What nice spinning the Australian Bankers’ Association is capable of: faced with Reserve Bank numbers showing their dubious penalty fee gouge is going through the roof, the ABA is saying banks will make a greater effort to inform customers about the fees they face.

As we’ve plagiarised from a British consumer campaigner before, telling someone you’re going to punch them in the head doesn’t make it all right to go ahead and whack them.

The annual RBA report on bank fees is a curious document. The numbers in it make for quick and easy headlines – bank fees broke the $4 billion barrier for the first time last year, the average penalty fee for late payment on a credit card rose from $29 to $31, fees paid by households over the past five years have grown by 12% per annum on average while fee income from business customers has increased at half that rate.

But the tone of RBA commentary is very relaxed. The fee binge is downplayed by our central bank noting the fee rise as a proportion of total assets (ie. bank business) is down and it credits most of the fee gains to people using more bank products.

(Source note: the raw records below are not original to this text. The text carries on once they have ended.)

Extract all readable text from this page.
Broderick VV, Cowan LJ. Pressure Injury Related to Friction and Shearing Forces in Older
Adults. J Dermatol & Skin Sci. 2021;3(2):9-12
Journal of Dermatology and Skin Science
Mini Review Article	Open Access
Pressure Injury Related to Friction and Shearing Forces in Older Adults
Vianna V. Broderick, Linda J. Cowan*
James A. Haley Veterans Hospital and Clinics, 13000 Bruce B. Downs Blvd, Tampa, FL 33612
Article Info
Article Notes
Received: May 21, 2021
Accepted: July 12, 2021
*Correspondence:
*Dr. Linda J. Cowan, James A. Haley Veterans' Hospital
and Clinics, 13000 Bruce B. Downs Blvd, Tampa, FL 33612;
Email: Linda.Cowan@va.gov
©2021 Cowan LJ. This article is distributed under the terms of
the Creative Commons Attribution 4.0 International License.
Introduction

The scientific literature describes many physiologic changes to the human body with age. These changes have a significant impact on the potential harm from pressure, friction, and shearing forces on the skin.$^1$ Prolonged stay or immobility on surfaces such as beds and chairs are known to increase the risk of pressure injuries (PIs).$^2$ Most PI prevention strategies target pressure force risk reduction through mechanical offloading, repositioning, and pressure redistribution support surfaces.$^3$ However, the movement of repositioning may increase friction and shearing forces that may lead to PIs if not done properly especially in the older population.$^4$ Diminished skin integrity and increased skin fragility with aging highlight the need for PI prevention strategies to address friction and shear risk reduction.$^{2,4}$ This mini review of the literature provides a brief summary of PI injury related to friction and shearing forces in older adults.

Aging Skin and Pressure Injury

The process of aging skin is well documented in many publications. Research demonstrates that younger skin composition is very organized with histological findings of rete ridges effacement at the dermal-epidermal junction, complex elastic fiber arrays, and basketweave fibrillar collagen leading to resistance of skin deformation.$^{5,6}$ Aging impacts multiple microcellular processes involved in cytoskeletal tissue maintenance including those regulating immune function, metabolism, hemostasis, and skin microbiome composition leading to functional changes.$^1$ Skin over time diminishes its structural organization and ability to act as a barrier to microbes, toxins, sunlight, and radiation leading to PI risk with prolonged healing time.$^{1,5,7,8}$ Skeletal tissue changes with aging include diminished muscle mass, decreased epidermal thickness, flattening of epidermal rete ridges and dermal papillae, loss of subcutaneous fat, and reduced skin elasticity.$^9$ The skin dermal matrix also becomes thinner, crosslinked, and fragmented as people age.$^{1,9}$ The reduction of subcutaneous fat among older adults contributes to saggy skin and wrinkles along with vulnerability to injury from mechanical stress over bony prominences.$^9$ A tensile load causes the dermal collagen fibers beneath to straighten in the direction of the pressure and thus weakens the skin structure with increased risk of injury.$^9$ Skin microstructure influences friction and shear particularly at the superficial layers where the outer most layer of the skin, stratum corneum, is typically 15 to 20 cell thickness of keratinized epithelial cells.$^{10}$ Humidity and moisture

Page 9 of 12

The RBA takes credit for keeping down fee rises for businesses thanks to its intervention on interchange charges – but like the rest of our watchpuppy community, it washes its hands of penalty fees on individuals.

The bottom line remains that there is good opinion that bank penalty fees are legally unenforceable. They are certainly morally objectionable. That’s been recognised by the UK Office of Fair Trade, but it’s an issue that falls between the cracks of APRA, ASIC, the ACCC and the RBA. Frankly, Scarlett, none of them give a damn.

So what to do? Keep demanding refunds of the penalties and buy shares in the major banks – if you can’t reform them, grab a slice of their profiteering.